Cartas da Mãe - Henfil (Algumas)
E aqui o Documentário Completo O média-metragem Cartas da Mãe é uma crônica sobre o Brasil dos últimos 30 anos contada através das cartas que o cartunista Henfil (1944/1988) escreveu para sua mãe, Dona Maria. Estas cartas, publicadas em livros e jornais, são lidas pelo ator e diretor Antônio Abujamra enquanto desfilam imagens do Brasil contemporâneo. Política, cultura, amigos e amor são alguns dos temas que elas evocam, criando um diálogo entre o passado recente do Brasil e nossa situação atual. Artistas, políticos e amigos de Henfil, entre eles o ex-Presidente da República Luiz Inácio Lula da Silva, o escritor Luis Fernando Veríssimo, os cartunistas Angeli e Laerte e o jornalista Zuenir Ventura, falam sobre a trajetória do cartunista dos anos da ditadura militar até sua morte. Animações inéditas de seus cartuns complementam o documentário dirigido por Fernando Kinas e Marina Willer.
Natal, 7 de junho de 1978.
Mãe,
Aí, na hora que a coisa tava indo,
tava indo… chega a Copa do Mundo e leva tudo pra lá. É sempre
assim: não conseguimos fazer duas coisas ao mesmo tempo. Não
sabemos assobiar e fazer xixi ao mesmo tempo, não conseguimos
chutar bola e fazer democracia ao mesmo tempo.
Mas sabe o que me dá mais raiva?
Vez por outra vêm me perguntar se eu vou torcer pelo Brasil! Só
porque a gente tá na oposição, eles acham que tamos contra a
seleção também? Sim, porque entre os méritos do último governo
sempre acrescentavam: o governo do Tri! Só pra gente ficar com
ódio do Tri. E a gente era besta, a gente era bobão, não sabia
das coisas e acabou achando que o Tri fosse gol do governo. Gol
deles uma pinóia!
Dessa vez ninguém vai me fazer
ficar contra a seleção pensando que eu tô contra o Ato
Institucional número 5, não. A seleção é do povo, assim como a
greve é do trabalhador!
A bênção do seu filho,
Henfil
Natal, 12 de abril de
1978.
Mãe,
Fiquei muito alegre
quando os dubladores entraram em greve. Hah, sim,
lembrei. Isso não é do tempo da senhora. Dubladores
são aqueles que fazem a voz no lugar dos outros. Por
exemplo, a voz da Kelly, uma das panteras, quem faz
é a Neuza Amaral. A da Farrah, é a Marilisi….
A greve é justa,
questão trabalhista. Ponto final.
Eu estou satisfeito é
porque, depois do advento dos dubladores, nunca mais
ouvimos a voz real do Kojak. Ficou chatíssimo ver
filme de TV. Tanto faz ser John Wayne, Woody Allen
ou Baretta. A voz é sempre a mesma do mesmo dublador.

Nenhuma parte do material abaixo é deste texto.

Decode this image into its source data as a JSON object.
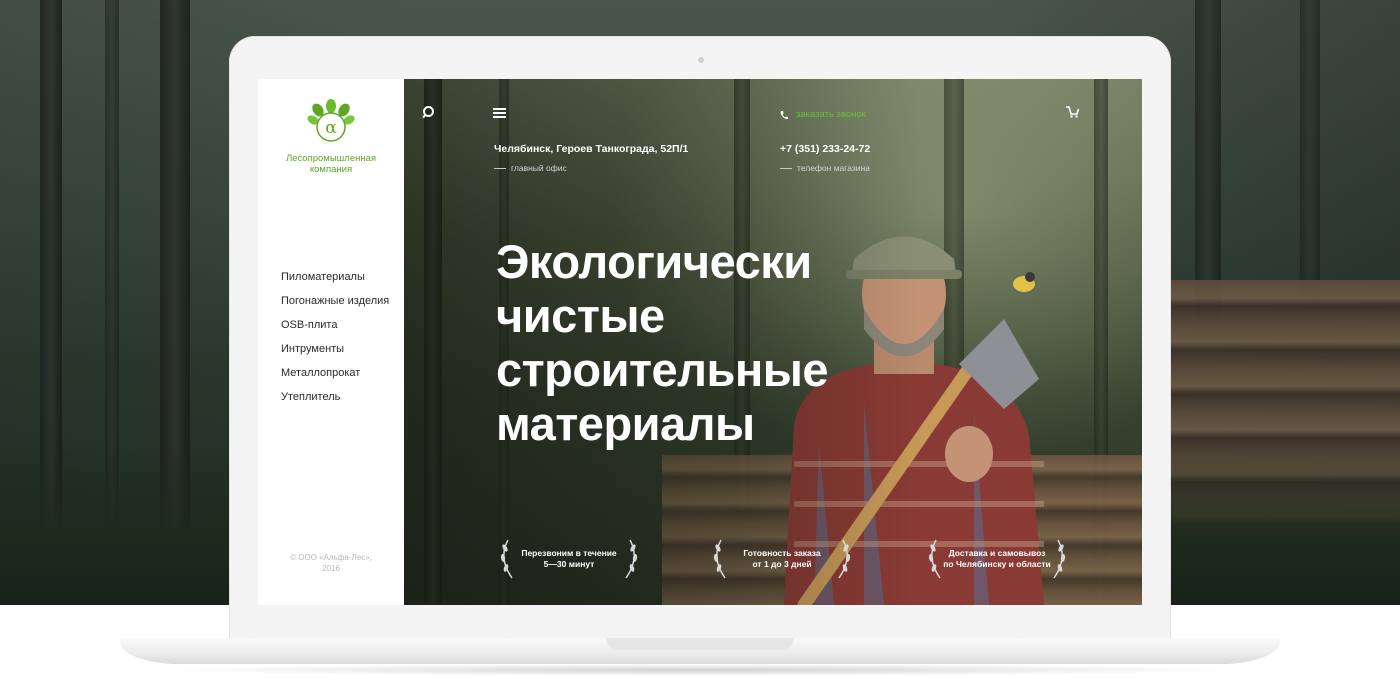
{
  "sidebar": {
    "company_line1": "Лесопромышленная",
    "company_line2": "компания",
    "nav": [
      {
        "label": "Пиломатериалы"
      },
      {
        "label": "Погонажные изделия"
      },
      {
        "label": "OSB-плита"
      },
      {
        "label": "Интрументы"
      },
      {
        "label": "Металлопрокат"
      },
      {
        "label": "Утеплитель"
      }
    ],
    "copyright_line1": "© ООО «Альфа-Лес»,",
    "copyright_line2": "2016"
  },
  "header": {
    "address": "Челябинск, Героев Танкограда, 52П/1",
    "address_caption": "главный офис",
    "callback_label": "заказать звонок",
    "phone": "+7 (351) 233-24-72",
    "phone_caption": "телефон магазина",
    "icons": [
      "search-icon",
      "menu-icon",
      "phone-icon",
      "cart-icon"
    ]
  },
  "hero": {
    "headline": [
      "Экологически",
      "чистые",
      "строительные",
      "материалы"
    ]
  },
  "features": [
    {
      "line1": "Перезвоним в течение",
      "line2": "5—30 минут"
    },
    {
      "line1": "Готовность заказа",
      "line2": "от  1 до 3  дней"
    },
    {
      "line1": "Доставка и самовывоз",
      "line2": "по Челябинску и области"
    }
  ],
  "colors": {
    "accent": "#5ea624",
    "callback": "#6cc034"
  }
}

E a aflição que dá ver o Marlon Brando movendo os
lábios assim, e a voz saindo assado?
Talvez o desespero que
toma conta da gente, quando vê um filme dublado,
seja apenas identificação. Nossa situação é a mesma,
mãe! Nunca notou que a minha voz, a voz da senhora,
do Carlito, da Regina, do Alfredo, da Jane, da Nelma,
do Humberto, do Ivan, a voz de 110 milhões de
brasileiros é feita pelo mesmo dublador?
Eu quero ouvir a minha
voz!
Um beijo do seu filho,
Henfil
São Paulo, 21 de março
de 1979.
Seu João,
Você tinha 23
cruzeiros no bolso e voltava da assembléia do
sindicato. Eles quiseram te tomar os 23 cruzeiros e
você reagiu. Te balearam e te mataram.
Te conheci naquele
almoço com os líderes sindicais quando você
emocionado deu um presente pra a sede da Oboré: uma
imagem da Aparecida. Te vi com o teu sapato de duas
cores, apertei tuas mãos de eletricista e senti teu
silêncio respeitoso por toda a reunião. Aí, na
despedida, você nos sufocou, João. Olhando nos olhos
da gente, disse mais ou menos assim: "Depois de 52
anos fiquei muito honrado, sendo preto, velho e
operário de ter me sentado, conversado e almoçado
com gente branca e intelectual."
Eu te conheci antes
daquele almoço, quando o Sérgio me avisou: você vai
conhecer um líder operário maravilhoso. É um líder
natural lá na GE. De uma alegria. Ele chama greve de
paradeiro.
Você tinha 23
cruzeiros no bolso, te balearam e te mataram.
Tô com saudades, João.
Henfil
New York, 20 de julho
de 1974.
Dona Maria, minha mãe
predileta,
Eu recebi os
biscoitos de farinha e tô com eles escondido debaixo
da cama, que é pra vagabundo nenhum pegar. O doce de
leite com rapadura já acabou. Me fechei no banheiro
e comi tudo numa alegria que só o egoísmo sabe dar.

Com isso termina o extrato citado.